More LeBrick Kool-Aid Drinking

Eriq La SalleContributor IJanuary 29, 2009

Whew...that didn't take long. Chris Ballard of has officially entered himself into psychological counseling. His man-crush of LeBrick has produced an article dedicated to how great he his. Just witness some of these statements:

"I can't let everybody know everything about LeBron,"—as spoken by, yes, you guessed it, LeBrick himself.  Nice use of third person...which he has been known to do from time to time.

"So James worked to develop what Jent calls a "calmer" shot. This meant better balance êwhen firing on the move, James has to contend with the considerable momentum created by his weight—and keeping his right elbow locked at his side so that, as James puts it, 'the ball will go straight instead of veering off sometimes.'"—I mentioned this before (actually twice) and I'm shocked that he's been working on it so much because his shot is still severely flawed. But this shouldn't be very surprising...he's the "king", so why mess with perfection?? When David Thorpe, Mark Kreigel, Chris Ballard, etc., etc... are singing your praises every single article, why bother adapting??

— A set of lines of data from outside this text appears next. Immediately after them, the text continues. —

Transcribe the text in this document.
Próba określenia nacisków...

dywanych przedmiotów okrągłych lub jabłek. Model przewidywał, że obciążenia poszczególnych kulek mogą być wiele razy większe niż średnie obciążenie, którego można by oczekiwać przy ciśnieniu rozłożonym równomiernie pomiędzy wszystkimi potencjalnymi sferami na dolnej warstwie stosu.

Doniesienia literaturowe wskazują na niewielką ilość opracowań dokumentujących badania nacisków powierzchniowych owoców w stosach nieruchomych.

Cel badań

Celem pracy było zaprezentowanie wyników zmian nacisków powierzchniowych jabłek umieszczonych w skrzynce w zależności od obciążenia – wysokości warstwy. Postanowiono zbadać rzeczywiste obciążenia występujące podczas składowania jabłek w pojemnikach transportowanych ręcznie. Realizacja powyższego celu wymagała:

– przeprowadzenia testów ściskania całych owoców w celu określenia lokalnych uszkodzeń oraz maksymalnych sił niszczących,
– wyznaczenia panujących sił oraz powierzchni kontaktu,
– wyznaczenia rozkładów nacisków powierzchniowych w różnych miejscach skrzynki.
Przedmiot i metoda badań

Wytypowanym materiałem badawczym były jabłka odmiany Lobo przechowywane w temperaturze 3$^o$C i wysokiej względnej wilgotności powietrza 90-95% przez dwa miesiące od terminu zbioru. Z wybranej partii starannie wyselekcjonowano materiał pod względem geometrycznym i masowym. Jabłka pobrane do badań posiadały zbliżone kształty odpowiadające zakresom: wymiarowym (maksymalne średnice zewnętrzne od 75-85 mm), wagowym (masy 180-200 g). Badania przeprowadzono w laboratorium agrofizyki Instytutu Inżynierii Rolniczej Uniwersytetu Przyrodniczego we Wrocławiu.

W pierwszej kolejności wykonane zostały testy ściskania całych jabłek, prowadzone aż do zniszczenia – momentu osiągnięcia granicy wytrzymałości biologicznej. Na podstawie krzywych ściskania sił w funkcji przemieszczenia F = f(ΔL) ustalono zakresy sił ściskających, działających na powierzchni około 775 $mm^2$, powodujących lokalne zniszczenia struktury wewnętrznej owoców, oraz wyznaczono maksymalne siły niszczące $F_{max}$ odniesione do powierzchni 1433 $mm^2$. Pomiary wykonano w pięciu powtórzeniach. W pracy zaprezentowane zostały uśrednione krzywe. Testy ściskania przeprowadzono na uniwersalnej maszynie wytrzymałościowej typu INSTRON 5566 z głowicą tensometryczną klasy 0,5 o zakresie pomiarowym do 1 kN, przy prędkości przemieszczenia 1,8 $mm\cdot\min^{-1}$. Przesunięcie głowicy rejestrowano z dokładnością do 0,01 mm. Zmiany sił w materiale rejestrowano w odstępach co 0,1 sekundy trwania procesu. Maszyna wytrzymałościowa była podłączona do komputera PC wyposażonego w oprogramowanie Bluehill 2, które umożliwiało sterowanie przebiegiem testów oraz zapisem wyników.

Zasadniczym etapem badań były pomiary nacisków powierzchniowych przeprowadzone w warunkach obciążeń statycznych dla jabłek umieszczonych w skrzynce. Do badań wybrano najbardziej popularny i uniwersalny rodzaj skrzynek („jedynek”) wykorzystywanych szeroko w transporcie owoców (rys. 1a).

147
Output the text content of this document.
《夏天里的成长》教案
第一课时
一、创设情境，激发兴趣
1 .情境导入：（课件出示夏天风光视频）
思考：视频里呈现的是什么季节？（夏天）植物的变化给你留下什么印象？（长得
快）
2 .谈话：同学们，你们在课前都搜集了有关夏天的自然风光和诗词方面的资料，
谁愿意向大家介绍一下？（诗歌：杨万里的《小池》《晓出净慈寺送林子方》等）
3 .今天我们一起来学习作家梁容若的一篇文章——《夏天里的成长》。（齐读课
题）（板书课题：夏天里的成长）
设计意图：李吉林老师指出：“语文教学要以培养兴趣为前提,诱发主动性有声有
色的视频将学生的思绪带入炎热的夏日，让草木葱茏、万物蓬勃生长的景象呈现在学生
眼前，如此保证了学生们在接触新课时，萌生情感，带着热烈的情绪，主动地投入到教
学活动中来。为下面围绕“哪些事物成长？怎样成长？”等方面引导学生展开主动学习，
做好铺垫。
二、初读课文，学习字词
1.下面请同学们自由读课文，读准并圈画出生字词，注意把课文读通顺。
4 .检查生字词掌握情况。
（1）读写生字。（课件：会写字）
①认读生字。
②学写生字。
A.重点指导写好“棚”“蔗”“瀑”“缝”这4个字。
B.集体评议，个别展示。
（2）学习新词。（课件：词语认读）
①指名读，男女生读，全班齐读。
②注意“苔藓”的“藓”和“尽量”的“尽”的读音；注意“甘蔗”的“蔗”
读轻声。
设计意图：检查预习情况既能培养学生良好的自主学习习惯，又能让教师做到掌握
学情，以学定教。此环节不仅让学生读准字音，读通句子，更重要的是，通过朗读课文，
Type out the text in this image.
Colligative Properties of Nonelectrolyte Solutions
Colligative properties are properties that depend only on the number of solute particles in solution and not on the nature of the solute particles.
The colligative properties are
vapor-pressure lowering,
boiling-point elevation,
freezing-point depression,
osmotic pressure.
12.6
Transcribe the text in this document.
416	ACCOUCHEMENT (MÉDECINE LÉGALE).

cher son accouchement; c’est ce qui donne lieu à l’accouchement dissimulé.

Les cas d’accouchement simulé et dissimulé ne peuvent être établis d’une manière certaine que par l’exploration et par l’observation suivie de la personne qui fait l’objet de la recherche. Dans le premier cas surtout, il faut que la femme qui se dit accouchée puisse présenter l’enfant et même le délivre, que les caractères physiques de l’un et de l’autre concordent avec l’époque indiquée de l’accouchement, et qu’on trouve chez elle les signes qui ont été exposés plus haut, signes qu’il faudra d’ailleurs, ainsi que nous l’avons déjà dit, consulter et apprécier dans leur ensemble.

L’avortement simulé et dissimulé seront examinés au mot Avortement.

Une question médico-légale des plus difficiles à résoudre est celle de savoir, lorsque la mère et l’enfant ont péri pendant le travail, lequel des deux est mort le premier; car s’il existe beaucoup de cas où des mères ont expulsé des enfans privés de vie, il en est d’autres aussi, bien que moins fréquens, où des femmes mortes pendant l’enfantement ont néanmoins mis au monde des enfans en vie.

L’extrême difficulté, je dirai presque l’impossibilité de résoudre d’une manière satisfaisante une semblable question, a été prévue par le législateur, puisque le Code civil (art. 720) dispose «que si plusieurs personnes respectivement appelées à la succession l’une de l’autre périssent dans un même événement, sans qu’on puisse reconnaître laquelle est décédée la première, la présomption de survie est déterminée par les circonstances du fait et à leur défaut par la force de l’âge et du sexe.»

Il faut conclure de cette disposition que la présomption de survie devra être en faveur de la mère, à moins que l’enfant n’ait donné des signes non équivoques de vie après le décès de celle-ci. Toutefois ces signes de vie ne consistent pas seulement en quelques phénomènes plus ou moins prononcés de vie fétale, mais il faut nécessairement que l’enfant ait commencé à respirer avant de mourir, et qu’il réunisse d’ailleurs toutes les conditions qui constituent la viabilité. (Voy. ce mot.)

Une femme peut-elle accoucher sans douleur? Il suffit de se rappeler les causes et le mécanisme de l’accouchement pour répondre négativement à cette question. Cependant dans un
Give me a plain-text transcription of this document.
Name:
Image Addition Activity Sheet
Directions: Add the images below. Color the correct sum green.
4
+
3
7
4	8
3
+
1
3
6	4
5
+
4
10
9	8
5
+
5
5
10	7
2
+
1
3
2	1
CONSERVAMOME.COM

"I think before, that's what separated Kobe from him, but now LeBron has stepped it up to his level."—as spoken by an Eastern Conference scout.  Gee, I wonder which team he works for?? As absurd as that statement is, the following is downright laughable.

"In essence James has become the coolest toy any defense-inclined coach could imagine. When the Cavs play the Hornets, for example, James can not only guard the 6-foot Paul, but he can also switch to 6' 9", 240-pound power forward David West on a pick-and-roll."—Uh, by guarding Chris Paul, do you mean shutting him down or just being the defensive player assigned to him?? 

LeBrick still has a hard time with smaller point guards (he does defend bigger power forwards a little better).  He has a very difficult time with anticipation (especially out on the perimeter, which is why he gets beat to the basket so often). 

The rest of the article is dedicated to LeBrick's impending greatness. Oh sure, there are a few critiques here and there.  I was, however, extremely shocked not to see any mention (I may have missed it...) about LeBrick's game-winning shot against the Warriors.

Everyone was salivating over it, but few people noticed (or just ignored) the fact that LeBrick's "awesome" defense resulted in two perimeter jumpers by Stephen Jackson.  That's right, the "King," who is the greatest defensive player in the history of the game, gave up two key perimeter jumpers in a one-on-one situation that could've cost his team the game. Fortunately, he was able to hit a fantastic game-winning shot that restored order in the LeBrick Kool-Aid Kingdom.

This article is really intended to illustrate that LeBrick's defense is still light-years away from what boneheads like Ballard make it out to be.